Foi a importância da figura política e mítica de Lula posta em discussão o que levou toda a cadeia jurídica, da primeira instância ao Supremo, a descobrir a urgência de uma reforma que não pode esperar mais, sob pena de uma convulsão social. Lula continua na prisão e é possível que novas condenação caiam sobre sua cabeça, embora ninguém seja capaz de profetizar seu futuro. O que é certo mesmo é que Lula, inocente ou culpado, fez ver que o rei supremo da Justiça está nu. Foi ele quem atiçou o fogo, e os ratos, que sempre existiram, começaram a sair de suas tocas.

Não foi um simples plantonista, entre ingênuo e malicioso, que provocou a tempestade, com seu desejo de não ficar atrás na corrida de egos que atravessa, por exemplo o Supremo. Se Dias Toffoli, por sua conta e risco, com uma decisão monocrática que contradizia a do colegiado do Supremo, tirou da prisão José Dirceu, condenado a 30 anos, por que ele não poderia libertar Lula?

A tragicomédia judicial do domingo serviu para deixar mais a descoberto, se possível, a fragilidade de todo o sistema jurídico brasileiro que ameaça contagiar o restante das instituições. O caso Lula poderá um dia ser estudado como o revulsivo que revelou que não dá mais para esperar a reforma da Justiça, a começar pelo Supremo, cada vez mais se revelando, com o espetáculo pouco exemplar do protagonismo dos altos magistrados, o ponto crucial de toda a insegurança política e até social que agita o Brasil.

Já não resta dúvida de que o espetáculo oferecido pelos ministros da alta corte chegou ao ápice. A guerra de egos entre os 11 juízes supremos é evidente até para os analfabetos do país. Hoje magistrados como Gilmar Mendes, Dias Toffoli, Barroso e Carmem Lucia são mais protagonistas em nível popular que muitos atores das novelas, o que é uma aberração democrática.

Ou o Brasil recompõe a legalidade jurídica ou a crise política já em curso com ameaças de volta aos tempos obscuros do autoritarismo acabará se agravando.

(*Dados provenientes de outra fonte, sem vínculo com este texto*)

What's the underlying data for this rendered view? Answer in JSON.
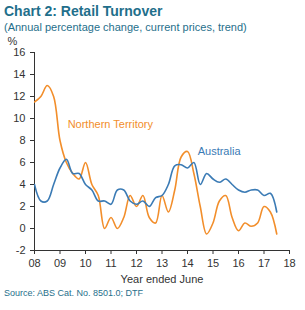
{
  "chart_data": {
    "type": "line",
    "title": "Chart 2: Retail Turnover",
    "subtitle": "(Annual percentage change, current prices, trend)",
    "caption": "Source: ABS Cat. No. 8501.0; DTF",
    "x_label": "Year ended June",
    "y_label": "%",
    "x": [
      2008,
      2008.25,
      2008.5,
      2008.75,
      2009,
      2009.25,
      2009.5,
      2009.75,
      2010,
      2010.25,
      2010.5,
      2010.75,
      2011,
      2011.25,
      2011.5,
      2011.75,
      2012,
      2012.25,
      2012.5,
      2012.75,
      2013,
      2013.25,
      2013.5,
      2013.75,
      2014,
      2014.25,
      2014.5,
      2014.75,
      2015,
      2015.25,
      2015.5,
      2015.75,
      2016,
      2016.25,
      2016.5,
      2016.75,
      2017,
      2017.25,
      2017.5
    ],
    "series": [
      {
        "name": "Northern Territory",
        "color": "#f28e2b",
        "values": [
          11.5,
          12,
          13,
          12,
          8,
          6,
          5,
          4.5,
          6,
          4,
          3,
          0,
          1,
          0,
          1,
          3,
          2,
          3,
          1,
          0.5,
          3,
          1.5,
          3.5,
          6.5,
          7,
          5,
          2,
          -0.5,
          0.5,
          2.5,
          3,
          1,
          -0.2,
          0.5,
          0.2,
          0.5,
          2,
          1.5,
          -0.5
        ]
      },
      {
        "name": "Australia",
        "color": "#3b7bb5",
        "values": [
          4,
          2.5,
          2.5,
          4,
          5.5,
          6.3,
          5,
          5,
          4,
          3.5,
          2.5,
          2.5,
          2.2,
          3.5,
          3.5,
          2.5,
          2.2,
          2.5,
          2,
          2.8,
          3,
          4,
          5.7,
          5.8,
          5.5,
          6,
          4,
          5,
          4.5,
          4.2,
          4.5,
          4,
          3.5,
          3.3,
          3.5,
          3.5,
          3,
          3.2,
          1.5
        ]
      }
    ],
    "annotations": [
      {
        "text": "Northern Territory",
        "x": 2009.3,
        "y": 9.5,
        "color": "#f28e2b"
      },
      {
        "text": "Australia",
        "x": 2014.4,
        "y": 7,
        "color": "#3b7bb5"
      }
    ],
    "xlim": [
      2008,
      2018
    ],
    "xticks": [
      {
        "value": 2008,
        "label": "08"
      },
      {
        "value": 2009,
        "label": "09"
      },
      {
        "value": 2010,
        "label": "10"
      },
      {
        "value": 2011,
        "label": "11"
      },
      {
        "value": 2012,
        "label": "12"
      },
      {
        "value": 2013,
        "label": "13"
      },
      {
        "value": 2014,
        "label": "14"
      },
      {
        "value": 2015,
        "label": "15"
      },
      {
        "value": 2016,
        "label": "16"
      },
      {
        "value": 2017,
        "label": "17"
      },
      {
        "value": 2018,
        "label": "18"
      }
    ],
    "ylim": [
      -2,
      16
    ],
    "yticks": [
      -2,
      0,
      2,
      4,
      6,
      8,
      10,
      12,
      14,
      16
    ],
    "grid": false
  }
}
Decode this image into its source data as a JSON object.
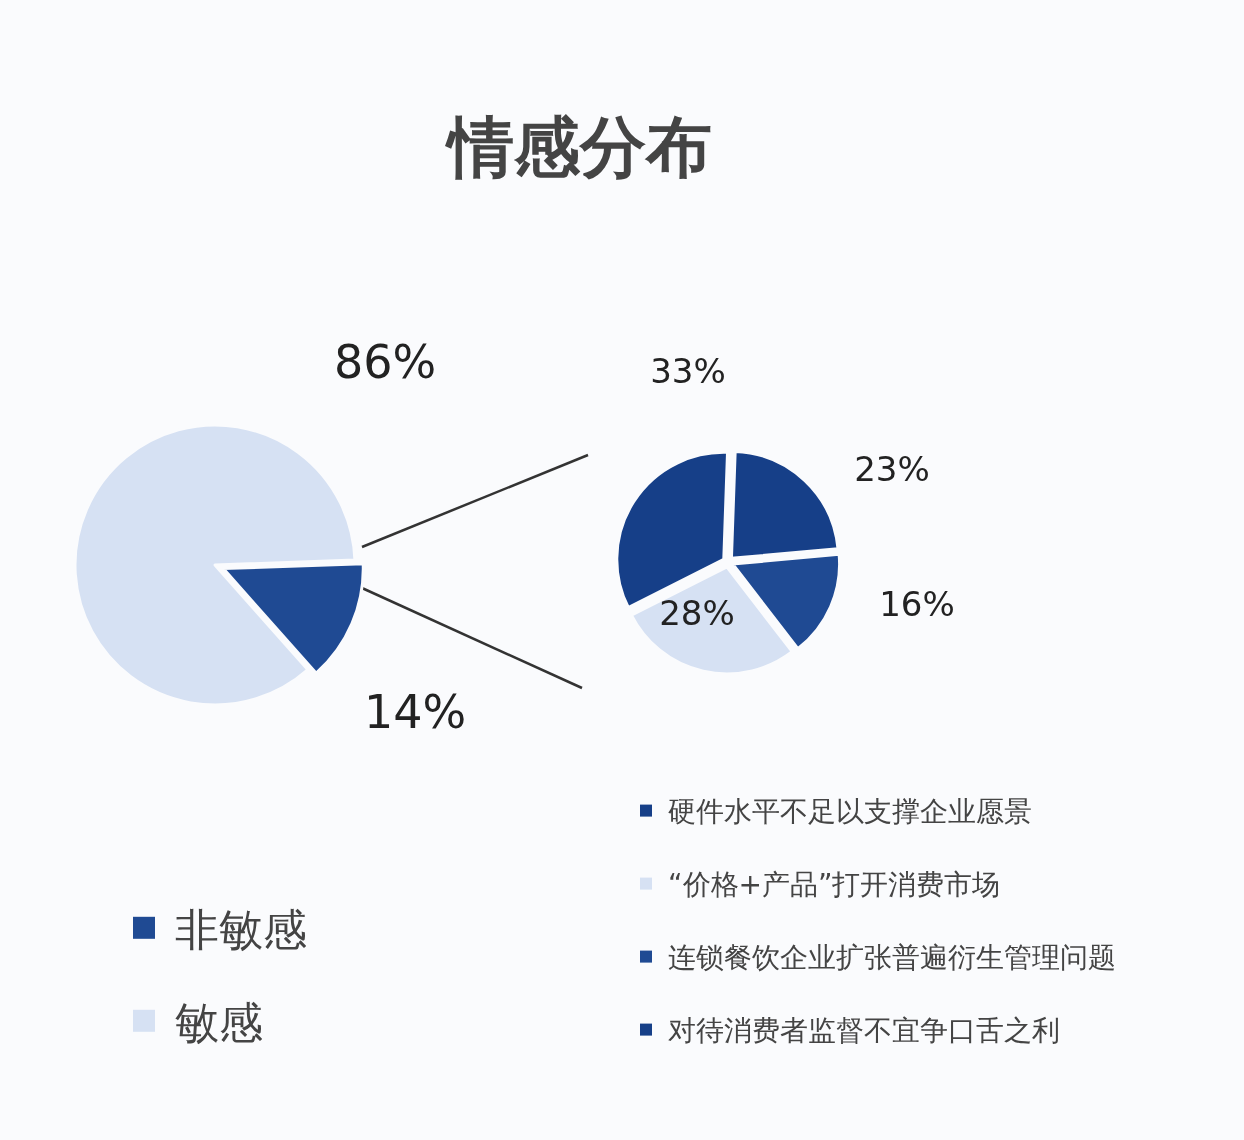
{
  "chart_data": [
    {
      "type": "pie",
      "title": "情感分布",
      "categories": [
        "非敏感",
        "敏感"
      ],
      "values": [
        14,
        86
      ],
      "colors": [
        "#1f4a93",
        "#d6e1f3"
      ],
      "value_labels": [
        "14%",
        "86%"
      ],
      "legend": "bottom left"
    },
    {
      "type": "pie",
      "categories": [
        "硬件水平不足以支撑企业愿景",
        "“价格+产品”打开消费市场",
        "连锁餐饮企业扩张普遍衍生管理问题",
        "对待消费者监督不宜争口舌之利"
      ],
      "values": [
        33,
        28,
        16,
        23
      ],
      "colors": [
        "#163f88",
        "#d6e1f3",
        "#1f4a93",
        "#163f88"
      ],
      "value_labels": [
        "33%",
        "28%",
        "16%",
        "23%"
      ],
      "legend": "bottom"
    }
  ]
}
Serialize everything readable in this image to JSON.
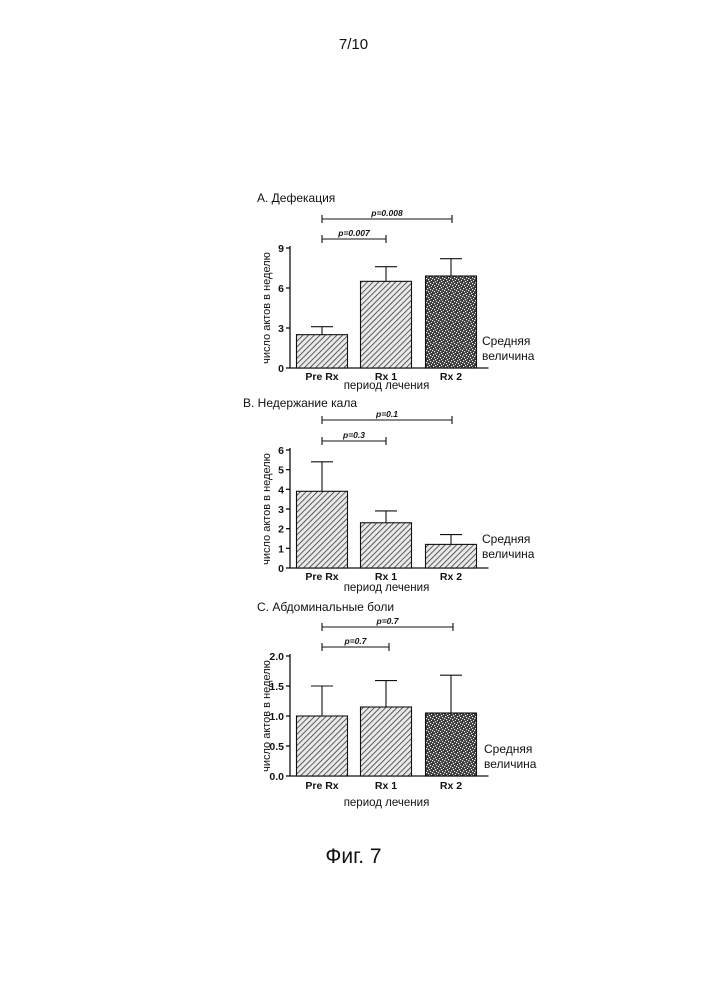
{
  "page_number": "7/10",
  "figure_caption": "Фиг. 7",
  "chart_data": [
    {
      "type": "bar",
      "title": "A. Дефекация",
      "xlabel": "период лечения",
      "ylabel": "число актов в неделю",
      "categories": [
        "Pre Rx",
        "Rx 1",
        "Rx 2"
      ],
      "series": [
        {
          "name": "Средняя величина",
          "values": [
            2.5,
            6.5,
            6.9
          ],
          "errors": [
            0.6,
            1.1,
            1.3
          ]
        }
      ],
      "ylim": [
        0,
        9
      ],
      "yticks": [
        "0",
        "3",
        "6",
        "9"
      ],
      "comparisons": [
        {
          "from": 0,
          "to": 1,
          "label": "p=0.007"
        },
        {
          "from": 0,
          "to": 2,
          "label": "p=0.008"
        }
      ],
      "legend_lines": [
        "Средняя",
        "величина"
      ],
      "fills": [
        "hatch",
        "hatch",
        "stipple"
      ]
    },
    {
      "type": "bar",
      "title": "B. Недержание кала",
      "xlabel": "период лечения",
      "ylabel": "число актов в неделю",
      "categories": [
        "Pre Rx",
        "Rx 1",
        "Rx 2"
      ],
      "series": [
        {
          "name": "Средняя величина",
          "values": [
            3.9,
            2.3,
            1.2
          ],
          "errors": [
            1.5,
            0.6,
            0.5
          ]
        }
      ],
      "ylim": [
        0,
        6
      ],
      "yticks": [
        "0",
        "1",
        "2",
        "3",
        "4",
        "5",
        "6"
      ],
      "comparisons": [
        {
          "from": 0,
          "to": 1,
          "label": "p=0.3"
        },
        {
          "from": 0,
          "to": 2,
          "label": "p=0.1"
        }
      ],
      "legend_lines": [
        "Средняя",
        "величина"
      ],
      "fills": [
        "hatch",
        "hatch",
        "hatch"
      ]
    },
    {
      "type": "bar",
      "title": "C. Абдоминальные боли",
      "xlabel": "период лечения",
      "ylabel": "число актов в неделю",
      "categories": [
        "Pre Rx",
        "Rx 1",
        "Rx 2"
      ],
      "series": [
        {
          "name": "Средняя величина",
          "values": [
            1.0,
            1.15,
            1.05
          ],
          "errors": [
            0.5,
            0.44,
            0.63
          ]
        }
      ],
      "ylim": [
        0,
        2
      ],
      "yticks": [
        "0.0",
        "0.5",
        "1.0",
        "1.5",
        "2.0"
      ],
      "comparisons": [
        {
          "from": 0,
          "to": 1,
          "label": "p=0.7"
        },
        {
          "from": 0,
          "to": 2,
          "label": "p=0.7"
        }
      ],
      "legend_lines": [
        "Средняя",
        "величина"
      ],
      "fills": [
        "hatch",
        "hatch",
        "stipple"
      ]
    }
  ]
}
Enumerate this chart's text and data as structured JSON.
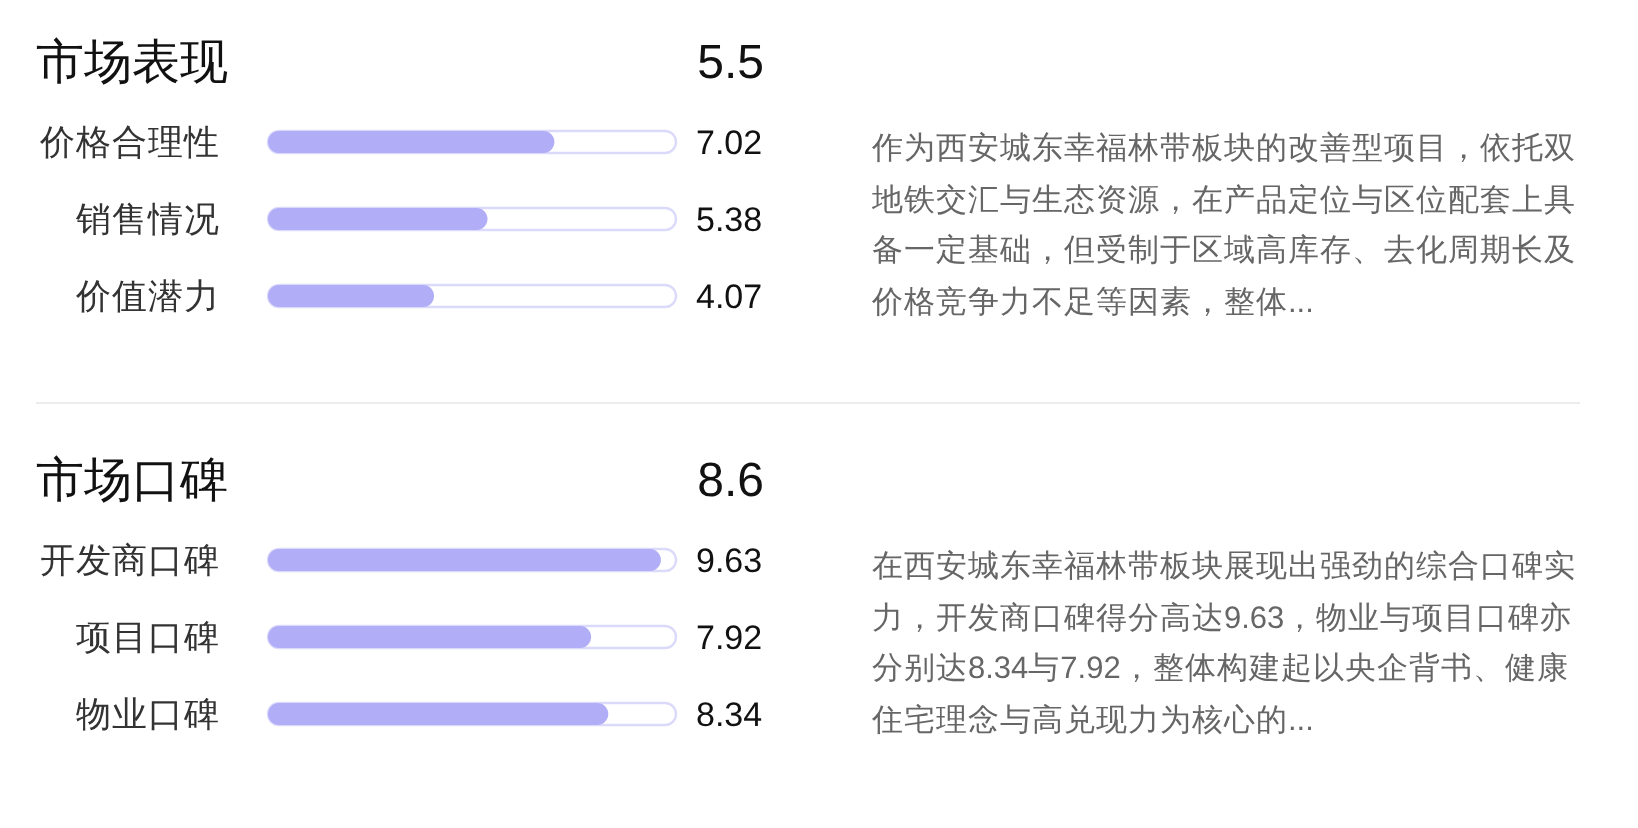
{
  "chart_data": [
    {
      "type": "bar",
      "orientation": "horizontal",
      "title": "市场表现",
      "subtitle": "5.5",
      "categories": [
        "价格合理性",
        "销售情况",
        "价值潜力"
      ],
      "values": [
        7.02,
        5.38,
        4.07
      ],
      "color": "#b1adf6",
      "xlim": [
        0,
        10
      ],
      "tick_labels": "y",
      "data_labels": true,
      "annotations": [
        "作为西安城东幸福林带板块的改善型项目，依托双地铁交汇与生态资源，在产品定位与区位配套上具备一定基础，但受制于区域高库存、去化周期长及价格竞争力不足等因素，整体..."
      ]
    },
    {
      "type": "bar",
      "orientation": "horizontal",
      "title": "市场口碑",
      "subtitle": "8.6",
      "categories": [
        "开发商口碑",
        "项目口碑",
        "物业口碑"
      ],
      "values": [
        9.63,
        7.92,
        8.34
      ],
      "color": "#b1adf6",
      "xlim": [
        0,
        10
      ],
      "tick_labels": "y",
      "data_labels": true,
      "annotations": [
        "在西安城东幸福林带板块展现出强劲的综合口碑实力，开发商口碑得分高达9.63，物业与项目口碑亦分别达8.34与7.92，整体构建起以央企背书、健康住宅理念与高兑现力为核心的..."
      ]
    }
  ]
}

É nas águas da insegurança jurídica que melhor se reproduzem as bactérias de todos os totalitarismos.

Uma das tarefas mais urgentes do novo presidente da República será pôr ordem nos tribunais e mudar um Supremo que parece estar agindo mais na pequena política partidária do que na defesa da Constituição. É urgente uma reforma profunda da instituição que deveria ser a coluna mestra das demais instituições. É urgente renovar o sistema de escolha dos magistrados para que não acabem sendo meros seguidores de quem os nomeou. É urgente despojar o Supremo das funções meramente judiciais que o levam às vezes ao limite do ridículo, tendo que julgar um habeas corpus de um condenado por ter roubado um par de tênis usados. É urgente retirar-lhes a vaidade de que votos intermináveis e crípticos sejam televisionados. Se por um lado isso pode ser visto como uma abertura democrática, acaba sendo um caldo de cultura da vaidade dos togados.

É possível que sem o caso Lula, que ainda não sabemos como será resolvido pessoalmente, os reis do Supremo seguissem protegidos pela reverência de suas togas capazes de ocultar pequenas e mesquinhas misérias que acabam envenenando não só a política, como também a confiança na Justiça. Lula, embora através do paradoxo de sua condenação, está servindo para que todo o Brasil, dada a notoriedade de seu caso penal, esteja descobrindo que a deusa grega da justiça está arrancando a venda de seus olhos ficando livre para tentações inconfessáveis.